Z for Zagray
ZAGRAY Family
In 1909, Agnes Kowalczuk Zagray (1890-1970) and Stephen Zagray (1889-1972) came to America as immigrants from Galicia, an area located in southeastern Poland and western Ukraine. They were married in the Saint George Ukrainian Catholic Church on 7th Street in New York City on January 31, 1915. In December of that year, their first child, Stanley (1915-2003), was born. In 1916, having relatives and friends in Colchester, they purchased property on Amston Road to begin a life of farming.
Their family grew quickly with the arrival of their second son, Harry (1917-2001) who was followed by their third son, William (1922-2000). The Zagrays were a largely self-sufficient and independent family who worked on the farm their entire lives.
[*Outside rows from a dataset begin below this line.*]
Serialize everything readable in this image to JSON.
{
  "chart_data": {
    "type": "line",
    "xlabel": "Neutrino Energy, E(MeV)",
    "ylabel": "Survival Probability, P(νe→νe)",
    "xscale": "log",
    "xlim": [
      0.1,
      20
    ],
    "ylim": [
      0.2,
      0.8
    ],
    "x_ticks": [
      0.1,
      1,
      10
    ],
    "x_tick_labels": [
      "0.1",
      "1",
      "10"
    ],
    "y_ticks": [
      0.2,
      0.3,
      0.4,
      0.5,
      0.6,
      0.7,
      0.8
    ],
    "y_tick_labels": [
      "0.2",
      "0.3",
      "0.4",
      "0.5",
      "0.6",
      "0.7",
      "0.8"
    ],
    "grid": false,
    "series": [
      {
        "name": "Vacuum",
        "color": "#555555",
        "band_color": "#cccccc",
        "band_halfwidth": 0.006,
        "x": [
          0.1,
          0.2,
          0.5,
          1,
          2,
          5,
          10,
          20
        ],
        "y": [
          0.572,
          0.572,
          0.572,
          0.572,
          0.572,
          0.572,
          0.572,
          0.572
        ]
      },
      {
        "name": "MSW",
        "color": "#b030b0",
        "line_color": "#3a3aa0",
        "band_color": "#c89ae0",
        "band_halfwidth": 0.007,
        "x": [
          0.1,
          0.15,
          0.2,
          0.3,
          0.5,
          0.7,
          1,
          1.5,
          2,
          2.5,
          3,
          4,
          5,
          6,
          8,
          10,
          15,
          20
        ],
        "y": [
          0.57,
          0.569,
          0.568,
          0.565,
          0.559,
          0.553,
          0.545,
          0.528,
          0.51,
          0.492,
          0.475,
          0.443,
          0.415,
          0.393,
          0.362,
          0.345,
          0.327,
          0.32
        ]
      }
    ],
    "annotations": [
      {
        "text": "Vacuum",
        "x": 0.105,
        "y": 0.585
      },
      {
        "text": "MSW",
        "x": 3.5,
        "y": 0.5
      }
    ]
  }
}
The property had several buildings, including their modest home, a dairy barn for their cattle, a machine shop, a foundry, an antique sawmill, and various sheds. When their first barn was destroyed in the 1938 hurricane, the family rebuilt it only to have the second barn destroyed by a fire two years later. Again, they rebuilt the barn, and the third large gambrel-roofed barn still stands.
Never marrying, the brothers chose a life that shunned everything modern, preferring their three-seater outhouse to indoor plumbing and heating their home with wood. After the death of their parents, Willy became the family caretaker, maintaining the family dairy farm, bee keeping, growing and canning vegetables. Always striving to “live off the grid”, Stanley, Harry and Willie fashioned a turbine powered by a nearby brook and successfully generated enough electricity to augment the needs of their farm.
During their lives, the Zagray brothers considered their farm to be a “gathering place” where neighbors and friends, mostly farmers, would get together to chat, barter or exchange farming techniques. In 2001, with no heirs, the farm was bequeathed to the Colchester Historical Society to be preserved as a “Snapshot in Time”.